The production takes the audience on an emotional rollercoaster through the heartbreak of child loss and the emotional turmoil that ensues for all when the possibility of having a so-called ‘replacement child’ becomes a real prospect.
As more of an all-singing, all-dancing Broadway smash-hit musical lover, I was a little apprehensive about seeing my first small, independently produced and written theatre production that promised ‘dark humour’ and a ‘compelling look at grief’.
While it wasn’t my usual theatrical experience, where tap shoes, oompah-pahs and all that jazz reign supreme and I leave the auditorium swinging my umbrella around every available lamp post, Hope Mill Theatre in Manchester has staged a play that shatters the rose-tinted glasses with which parenthood is so often looked upon. Instead, it showcases the trauma which follows the breaking of a picture-perfect happy family portrait.
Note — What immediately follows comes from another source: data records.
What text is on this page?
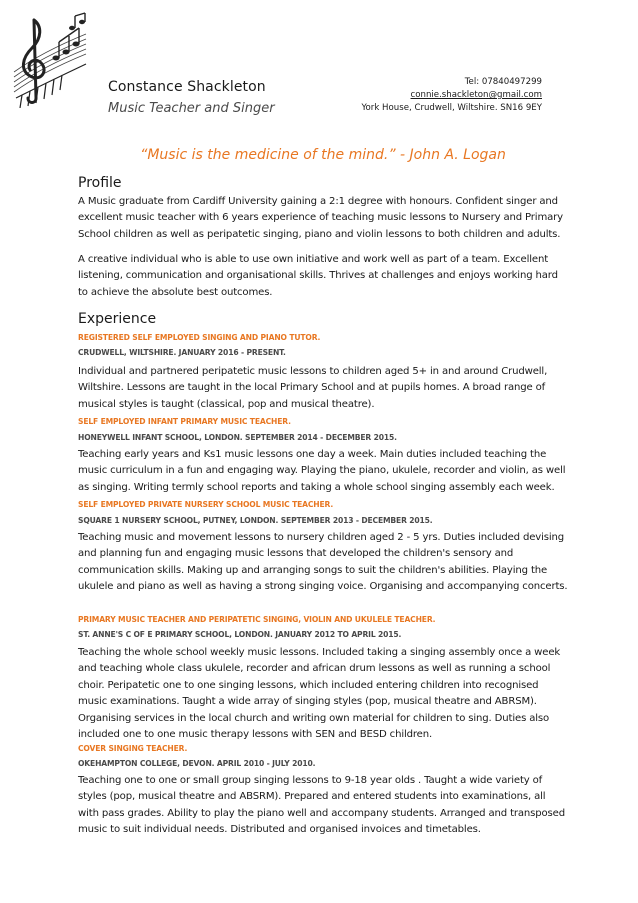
Constance Shackleton
Music Teacher and Singer
Tel: 07840497299
connie.shackleton@gmail.com
York House, Crudwell, Wiltshire. SN16 9EY
“Music is the medicine of the mind.” - John A. Logan
Profile
A Music graduate from Cardiff University gaining a 2:1 degree with honours. Confident singer and excellent music teacher with 6 years experience of teaching music lessons to Nursery and Primary School children as well as peripatetic singing, piano and violin lessons to both children and adults.
A creative individual who is able to use own initiative and work well as part of a team. Excellent listening, communication and organisational skills. Thrives at challenges and enjoys working hard to achieve the absolute best outcomes.
Experience
REGISTERED SELF EMPLOYED SINGING AND PIANO TUTOR.
CRUDWELL, WILTSHIRE. JANUARY 2016 - PRESENT.
Individual and partnered peripatetic music lessons to children aged 5+ in and around Crudwell, Wiltshire. Lessons are taught in the local Primary School and at pupils homes. A broad range of musical styles is taught (classical, pop and musical theatre).
SELF EMPLOYED INFANT PRIMARY MUSIC TEACHER.
HONEYWELL INFANT SCHOOL, LONDON. SEPTEMBER 2014 - DECEMBER 2015.
Teaching early years and Ks1 music lessons one day a week. Main duties included teaching the music curriculum in a fun and engaging way. Playing the piano, ukulele, recorder and violin, as well as singing. Writing termly school reports and taking a whole school singing assembly each week.
SELF EMPLOYED PRIVATE NURSERY SCHOOL MUSIC TEACHER.
SQUARE 1 NURSERY SCHOOL, PUTNEY, LONDON. SEPTEMBER 2013 - DECEMBER 2015.
Teaching music and movement lessons to nursery children aged 2 - 5 yrs. Duties included devising and planning fun and engaging music lessons that developed the children's sensory and communication skills. Making up and arranging songs to suit the children's abilities. Playing the ukulele and piano as well as having a strong singing voice. Organising and accompanying concerts.
PRIMARY MUSIC TEACHER AND PERIPATETIC SINGING, VIOLIN AND UKULELE TEACHER.
ST. ANNE'S C OF E PRIMARY SCHOOL, LONDON. JANUARY 2012 TO APRIL 2015.
Teaching the whole school weekly music lessons. Included taking a singing assembly once a week and teaching whole class ukulele, recorder and african drum lessons as well as running a school choir. Peripatetic one to one singing lessons, which included entering children into recognised music examinations. Taught a wide array of singing styles (pop, musical theatre and ABRSM). Organising services in the local church and writing own material for children to sing. Duties also included one to one music therapy lessons with SEN and BESD children.
COVER SINGING TEACHER.
OKEHAMPTON COLLEGE, DEVON. APRIL 2010 - JULY 2010.
Teaching one to one or small group singing lessons to 9-18 year olds . Taught a wide variety of styles (pop, musical theatre and ABSRM). Prepared and entered students into examinations, all with pass grades. Ability to play the piano well and accompany students. Arranged and transposed music to suit individual needs. Distributed and organised invoices and timetables.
With a cast of four, The Replacement Child tells the story of Oscar and Jude, a couple who after losing their first-born daughter to Sudden Infant Death Syndrome, almost immediately – if unintentionally (certainly on Oscar’s part) – conceive a replacement daughter. Viewed primarily through Oscar’s flashbacks as he recounts the story to his now 18-year-old daughter Grace, the audience discovers its role as a secondary audience, a stylistic technique serving to heighten the already close, intimate feel of the play.
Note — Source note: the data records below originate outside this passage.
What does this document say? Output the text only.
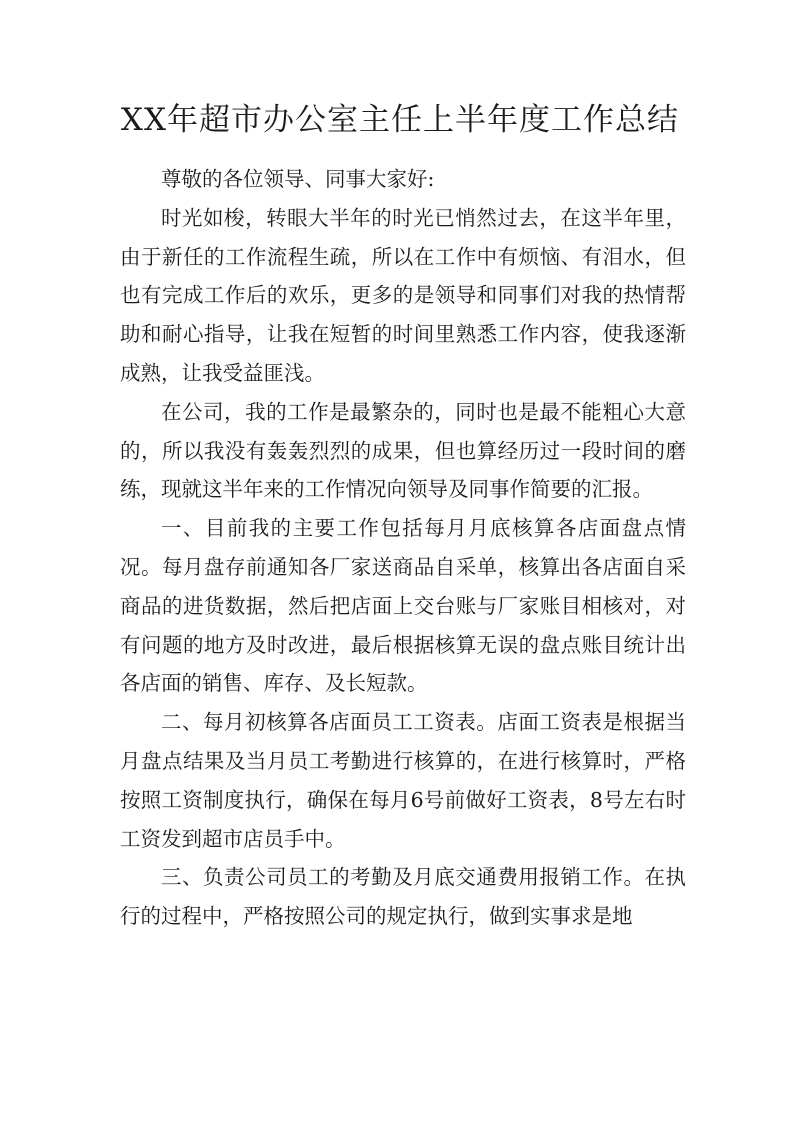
XX年超市办公室主任上半年度工作总结

尊敬的各位领导、同事大家好:

时光如梭，转眼大半年的时光已悄然过去，在这半年里，由于新任的工作流程生疏，所以在工作中有烦恼、有泪水，但也有完成工作后的欢乐，更多的是领导和同事们对我的热情帮助和耐心指导，让我在短暂的时间里熟悉工作内容，使我逐渐成熟，让我受益匪浅。

在公司，我的工作是最繁杂的，同时也是最不能粗心大意的，所以我没有轰轰烈烈的成果，但也算经历过一段时间的磨练，现就这半年来的工作情况向领导及同事作简要的汇报。

一、目前我的主要工作包括每月月底核算各店面盘点情况。每月盘存前通知各厂家送商品自采单，核算出各店面自采商品的进货数据，然后把店面上交台账与厂家账目相核对，对有问题的地方及时改进，最后根据核算无误的盘点账目统计出各店面的销售、库存、及长短款。

二、每月初核算各店面员工工资表。店面工资表是根据当月盘点结果及当月员工考勤进行核算的，在进行核算时，严格按照工资制度执行，确保在每月6号前做好工资表，8号左右时工资发到超市店员手中。

三、负责公司员工的考勤及月底交通费用报销工作。在执行的过程中，严格按照公司的规定执行，做到实事求是地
Showcasing the dramatic possibilities that come with a split-stage mise-en-scene, director Martin Gibbons certainly got it right when he commented that it “confronts the audience head on” and “shows the audience how the past plays such a key part in the present in [writer] Vittoria’s production”. With the actors moving from a delivery room 18 years ago to their sitting room to the present kitchen table, we are forced to maintain our focus.
The Replacement Child demonstrates the high calibre acting talent found in British theatre. Giving a frighteningly real portrayal of an unstable, erratic first-time mother subsequently plagued by grief, Clare Cameron’s performance as Jude is offset perfectly by Rupert Hill’s moving, sympathetic depiction of Oscar, a young man whose longed-for desire to become the father he never had is cruelly snatched away and who, ever since, has felt lost and unable to connect to his wife and ‘replacement’ daughter.
While primarily compelled by the play’s emotional rawness and honesty, we are also made to smile, perhaps even laugh ever so slightly, by the ability of a clearly hugely talented writer to nod to the comic in various real life situations – whether by the sarcasm evident in both Cameron and Hill’s sense of humour, or the persistent joviality and normalcy, in respect of the rest of the cast, of midwife Carol (played to perfection by Julia Haworth).
One can’t help but be drawn in by the intimacy of Hope Mill Theatre. Branded as a ‘creative factory’, it seems more of the latter than the former judging by its red brick exterior. Yet, as is often the case in the world of theatre, all is not as it seems. Venturing inside we are greeted by the comforting ripple of chatter among the arty, creative types the venue attracts, each with their drink of choice offered in the Engine Room Bar and Café, the place illuminated by soft lighting as couples, friends, theatre groups and the like await the curtain call. Full of the little touches that make an evening special and memorable, from the invitation to ‘grab a blanket’ in case it gets a tad chilly in the auditorium to the mismatched furniture adorning the bar area, Hope Mill is a perfect example of how often a little can go a long way.
An overall triumph for Abooo Theatre and all those involved, I would urge you to get down to Hope Mill and see The Replacement Child before it ends its short but ever so sweet run.